While it is not yet clear what the next steps will be, Zimperium CEO Shridhar Mittal told SearchSecurity that it "has discussed pursuing an initial public offering in the future."

Doug Cahill, a senior analyst at Enterprise Strategy Group, a division of TechTarget, said the decision for a company to sell to private equity firms instead of going public involves many factors.

"To me, [selling to private equity firms] is an attractive liquidity event for the major stakeholders. Once you go public, you're under the scrutiny of the public markets," Cahill said. "While an IPO seems glamorous and it seems attractive as an exit as a liquidity event, it's also laborious to be living on a quarterly cadence of earnings to Wall Street. For some new organizations, their major shareholders prefer a liquidity event of getting acquired by a private equity firm, and some of them see the opportunity for a double dip. They can have an initial liquidity event by getting acquired by a private equity fund, and very often PE firms will optimize the balance sheet of the company and then grow it and then spit it back out via an IPO or they might do a roll up where they acquire multiple companies and then bring that new entity to the public markets."

Zimperium is not the only cybersecurity investment that Liberty Strategic Capital has made. The firm has stakes in three other companies in the field -- BlueVoyant, Cybereason and Contrast Security -- in which it invested $250, $275 and $110 million, respectively, over the past year.

In a statement to SearchSecurity, Mnuchin explained why his firm is interested in cybersecurity acquisitions. He founded the firm in 2021.

"Given our team's national security and cybersecurity experience, we are keenly focused on partnering with innovators at the forefront of protecting against the serious and evolving cyber threats faced by individuals, businesses and governments around the world," Mnuchin said. "We believe that Zimperium has positioned itself as a leader in securing mobile endpoints and applications, and we look forward to working with them as they aim to strengthen mobile security worldwide."

Liberty Strategic Capital is far from the only private equity firm to put substantial money into the world of cybersecurity. Over the past few years, firms have shown a willingness to acquire both minority and majority stakes in all kinds of companies dealing with cybersecurity.

Cahill also discussed what has led to this movement.

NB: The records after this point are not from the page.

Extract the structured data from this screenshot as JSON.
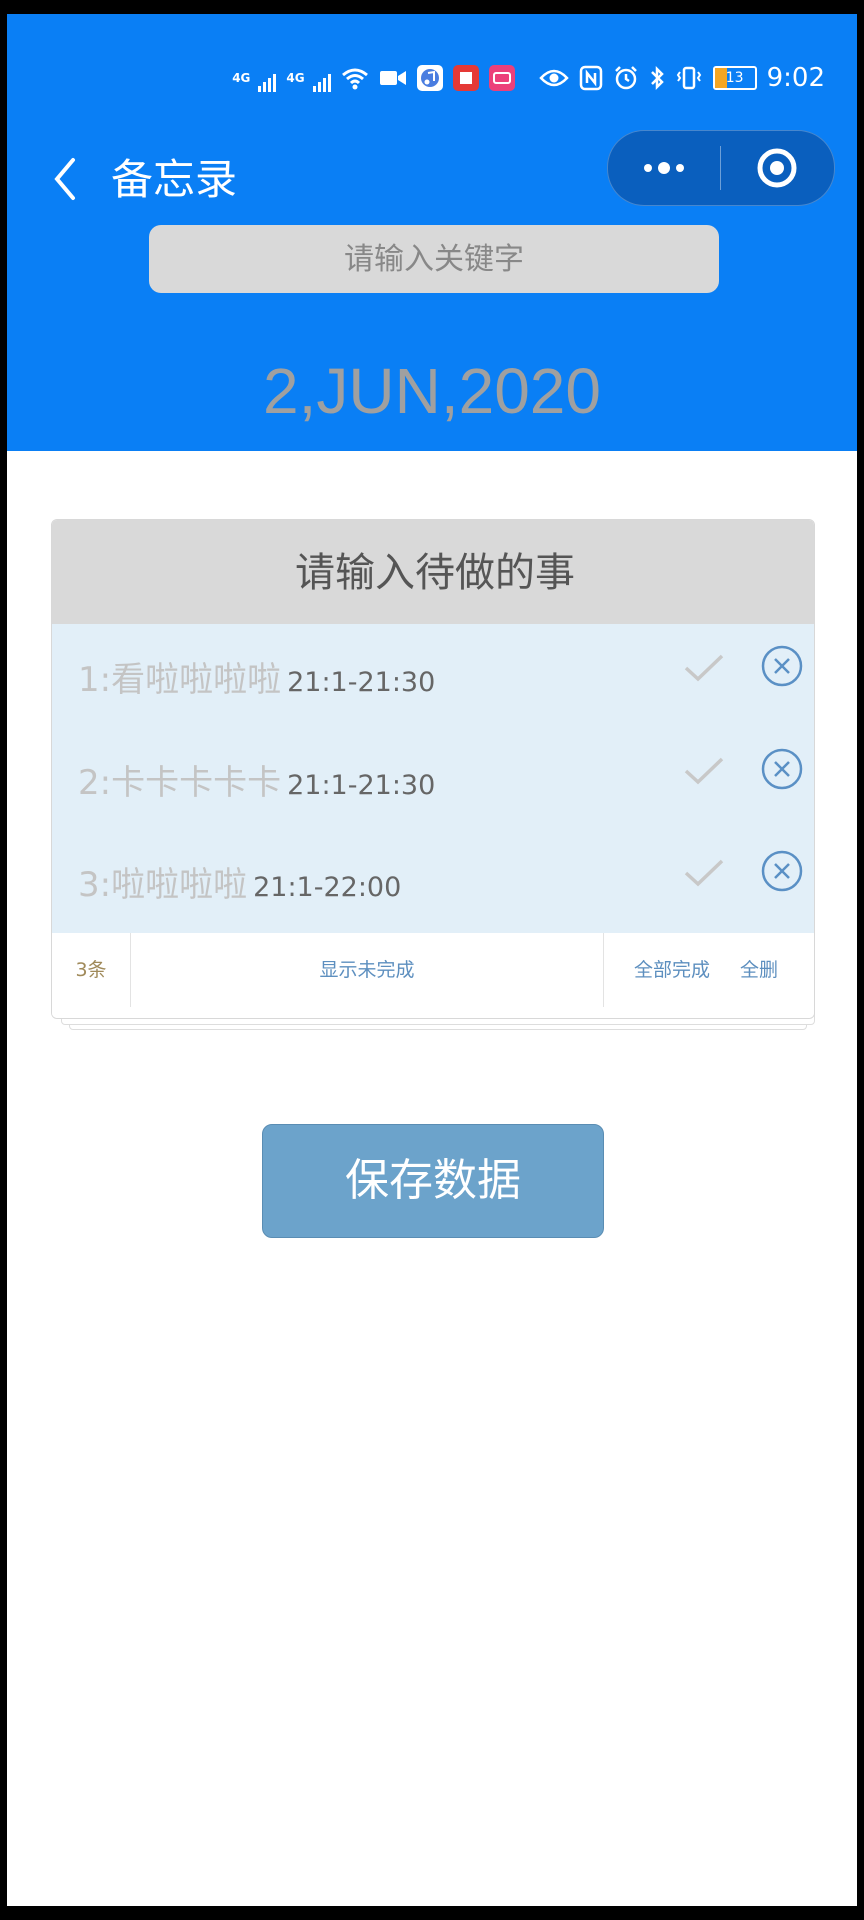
{
  "status_bar": {
    "signal1_label": "4G",
    "signal2_label": "4G",
    "battery_level": "13",
    "time": "9:02",
    "icons": [
      "wifi-icon",
      "video-call-icon",
      "music-app-icon",
      "book-app-icon",
      "card-app-icon",
      "eye-icon",
      "nfc-icon",
      "alarm-icon",
      "bluetooth-icon",
      "vibrate-icon",
      "battery-icon"
    ]
  },
  "nav": {
    "title": "备忘录",
    "back_icon": "chevron-left-icon",
    "more_icon": "more-dots-icon",
    "close_icon": "target-circle-icon"
  },
  "search": {
    "placeholder": "请输入关键字"
  },
  "date": "2,JUN,2020",
  "todo": {
    "input_placeholder": "请输入待做的事",
    "items": [
      {
        "text": "1:看啦啦啦啦",
        "time": "21:1-21:30"
      },
      {
        "text": "2:卡卡卡卡卡",
        "time": "21:1-21:30"
      },
      {
        "text": "3:啦啦啦啦",
        "time": "21:1-22:00"
      }
    ],
    "footer": {
      "count": "3条",
      "filter": "显示未完成",
      "complete_all": "全部完成",
      "delete_all": "全删"
    }
  },
  "save_button": "保存数据",
  "colors": {
    "header_bg": "#0a7ff5",
    "list_bg": "#e2eff8",
    "save_button_bg": "#6ca3cb",
    "input_bg": "#d9d9d9"
  }
}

"I think it's indicative of a couple of trends in the market," Cahill said. "One is cybersecurity continues to be the No. 1 area of incremental IT spending because risk remains high, with motivated adversaries and more complicated attack surfaces as well as compliance. There's a lot of business drivers around why cyber security spending goes up. Second thing is, buyers directionally want to buy more solutions from fewer vendors so there's a theme of convergence, and convergence is an indicator of market maturation. That is leading to a series of platforms that organizations are now consolidating to, and those market trends all lead to your vendor perspective and the need to operationalize their go-to market model, they become more operationally efficient. That is in the wheelhouse of a private equity company's business model, which is either margin- or profit-focused."

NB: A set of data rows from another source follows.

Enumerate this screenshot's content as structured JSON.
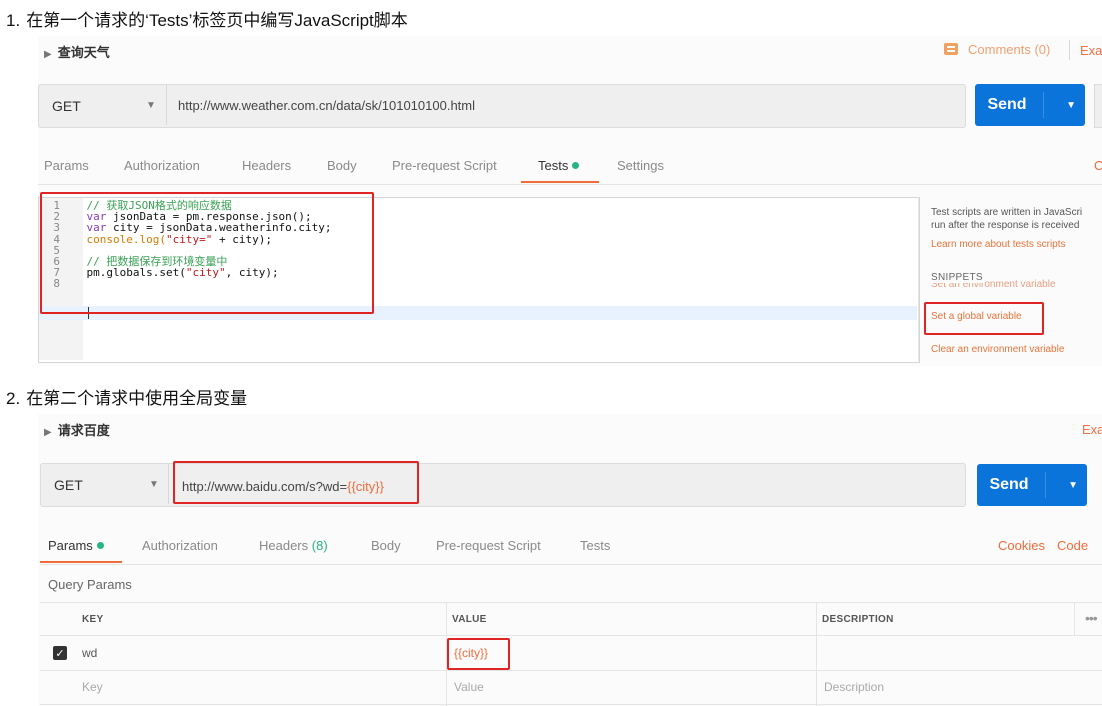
{
  "step1": {
    "number": "1.",
    "text": "在第一个请求的‘Tests’标签页中编写JavaScript脚本"
  },
  "step2": {
    "number": "2.",
    "text": "在第二个请求中使用全局变量"
  },
  "request1": {
    "name": "查询天气",
    "comments": "Comments (0)",
    "examples_truncated": "Exa",
    "method": "GET",
    "url": "http://www.weather.com.cn/data/sk/101010100.html",
    "send_label": "Send",
    "tabs": [
      "Params",
      "Authorization",
      "Headers",
      "Body",
      "Pre-request Script",
      "Tests",
      "Settings"
    ],
    "active_tab": "Tests",
    "right_truncated": "C",
    "code_lines": [
      {
        "n": "1",
        "parts": [
          {
            "t": "// 获取JSON格式的响应数据",
            "c": "cm"
          }
        ]
      },
      {
        "n": "2",
        "parts": [
          {
            "t": "var",
            "c": "kw"
          },
          {
            "t": " jsonData = pm.response.json();",
            "c": "tx"
          }
        ]
      },
      {
        "n": "3",
        "parts": [
          {
            "t": "var",
            "c": "kw"
          },
          {
            "t": " city = jsonData.weatherinfo.city;",
            "c": "tx"
          }
        ]
      },
      {
        "n": "4",
        "parts": [
          {
            "t": "console.log(",
            "c": "fn"
          },
          {
            "t": "\"city=\"",
            "c": "str"
          },
          {
            "t": " + city);",
            "c": "tx"
          }
        ]
      },
      {
        "n": "5",
        "parts": []
      },
      {
        "n": "6",
        "parts": [
          {
            "t": "// 把数据保存到环境变量中",
            "c": "cm"
          }
        ]
      },
      {
        "n": "7",
        "parts": [
          {
            "t": "pm.globals.set(",
            "c": "tx"
          },
          {
            "t": "\"city\"",
            "c": "str"
          },
          {
            "t": ", city);",
            "c": "tx"
          }
        ]
      },
      {
        "n": "8",
        "parts": []
      }
    ],
    "side": {
      "desc_line1": "Test scripts are written in JavaScri",
      "desc_line2": "run after the response is received",
      "learn_more": "Learn more about tests scripts",
      "snippets": "SNIPPETS",
      "set_env_hidden": "Set an environment variable",
      "set_global": "Set a global variable",
      "clear_env": "Clear an environment variable"
    }
  },
  "request2": {
    "name": "请求百度",
    "examples_truncated": "Exa",
    "method": "GET",
    "url_prefix": "http://www.baidu.com/s?wd=",
    "url_var": "{{city}}",
    "send_label": "Send",
    "tabs": [
      {
        "label": "Params",
        "dot": true
      },
      {
        "label": "Authorization"
      },
      {
        "label": "Headers",
        "count": "(8)"
      },
      {
        "label": "Body"
      },
      {
        "label": "Pre-request Script"
      },
      {
        "label": "Tests"
      }
    ],
    "cookies": "Cookies",
    "code": "Code",
    "query_params_title": "Query Params",
    "columns": [
      "KEY",
      "VALUE",
      "DESCRIPTION"
    ],
    "rows": [
      {
        "checked": true,
        "key": "wd",
        "value": "{{city}}",
        "description": ""
      }
    ],
    "placeholders": {
      "key": "Key",
      "value": "Value",
      "description": "Description"
    }
  },
  "colors": {
    "accent": "#f26b3a",
    "send": "#0a74da",
    "green": "#26b47f",
    "highlight_box": "#e02424"
  }
}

One of the largest acquisitions of a cybersecurity company came at the end of 2021, when a group of investors -- including private equity firms Advent and Crosspoint Capital -- agreed to purchase McAfee's consumer security business for more than $14 billion. This sale follows another McAfee transaction from March 2021, when the company sold its enterprise security business to another private equity firm, Symphony Technology Group, for $4 billion.

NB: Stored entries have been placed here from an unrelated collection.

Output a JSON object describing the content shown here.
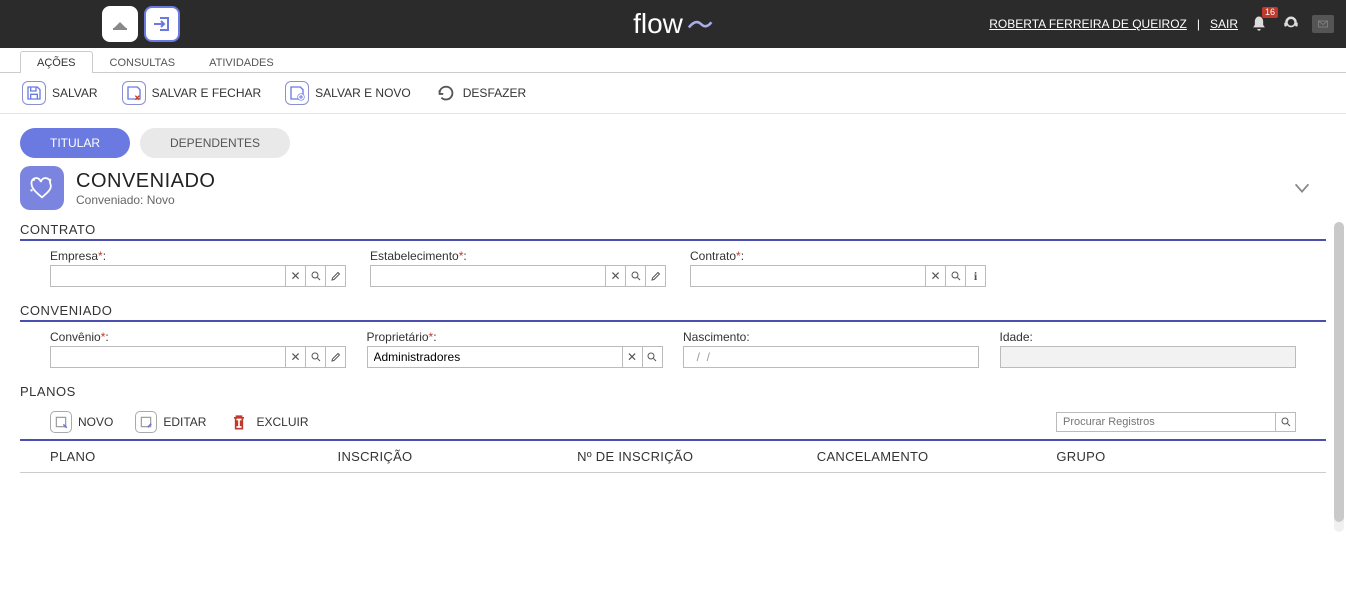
{
  "topbar": {
    "user_name": "ROBERTA FERREIRA DE QUEIROZ",
    "logout_label": "SAIR",
    "notification_count": "16",
    "logo_text": "flow"
  },
  "main_tabs": {
    "acoes": "AÇÕES",
    "consultas": "CONSULTAS",
    "atividades": "ATIVIDADES"
  },
  "actions": {
    "salvar": "SALVAR",
    "salvar_fechar": "SALVAR E FECHAR",
    "salvar_novo": "SALVAR E NOVO",
    "desfazer": "DESFAZER"
  },
  "pill_tabs": {
    "titular": "TITULAR",
    "dependentes": "DEPENDENTES"
  },
  "entity": {
    "title": "CONVENIADO",
    "subtitle": "Conveniado: Novo"
  },
  "sections": {
    "contrato": "CONTRATO",
    "conveniado": "CONVENIADO",
    "planos": "PLANOS"
  },
  "fields": {
    "empresa": {
      "label": "Empresa",
      "value": ""
    },
    "estabelecimento": {
      "label": "Estabelecimento",
      "value": ""
    },
    "contrato": {
      "label": "Contrato",
      "value": ""
    },
    "convenio": {
      "label": "Convênio",
      "value": ""
    },
    "proprietario": {
      "label": "Proprietário",
      "value": "Administradores"
    },
    "nascimento": {
      "label": "Nascimento:",
      "value": "  /  /"
    },
    "idade": {
      "label": "Idade:",
      "value": ""
    }
  },
  "planos": {
    "novo": "NOVO",
    "editar": "EDITAR",
    "excluir": "EXCLUIR",
    "search_placeholder": "Procurar Registros"
  },
  "columns": {
    "plano": "PLANO",
    "inscricao": "INSCRIÇÃO",
    "no_inscricao": "Nº DE INSCRIÇÃO",
    "cancelamento": "CANCELAMENTO",
    "grupo": "GRUPO"
  }
}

In addition to McAfee, Advent in the last year has invested in companies including Cyware, Wiz and Salt Security, all focusing on different aspects of the cybersecurity industry.

Other private equity firms have made major investments in cybersecurity companies recently. On March 4, Hellman & Friedman Capital Partners X purchased a 7.5% stake in Splunk for $1.4 billion.

Prior to investing in Splunk, Hellman & Friedman acquired application security vendor Checkmarx for $1.15 billion in 2020.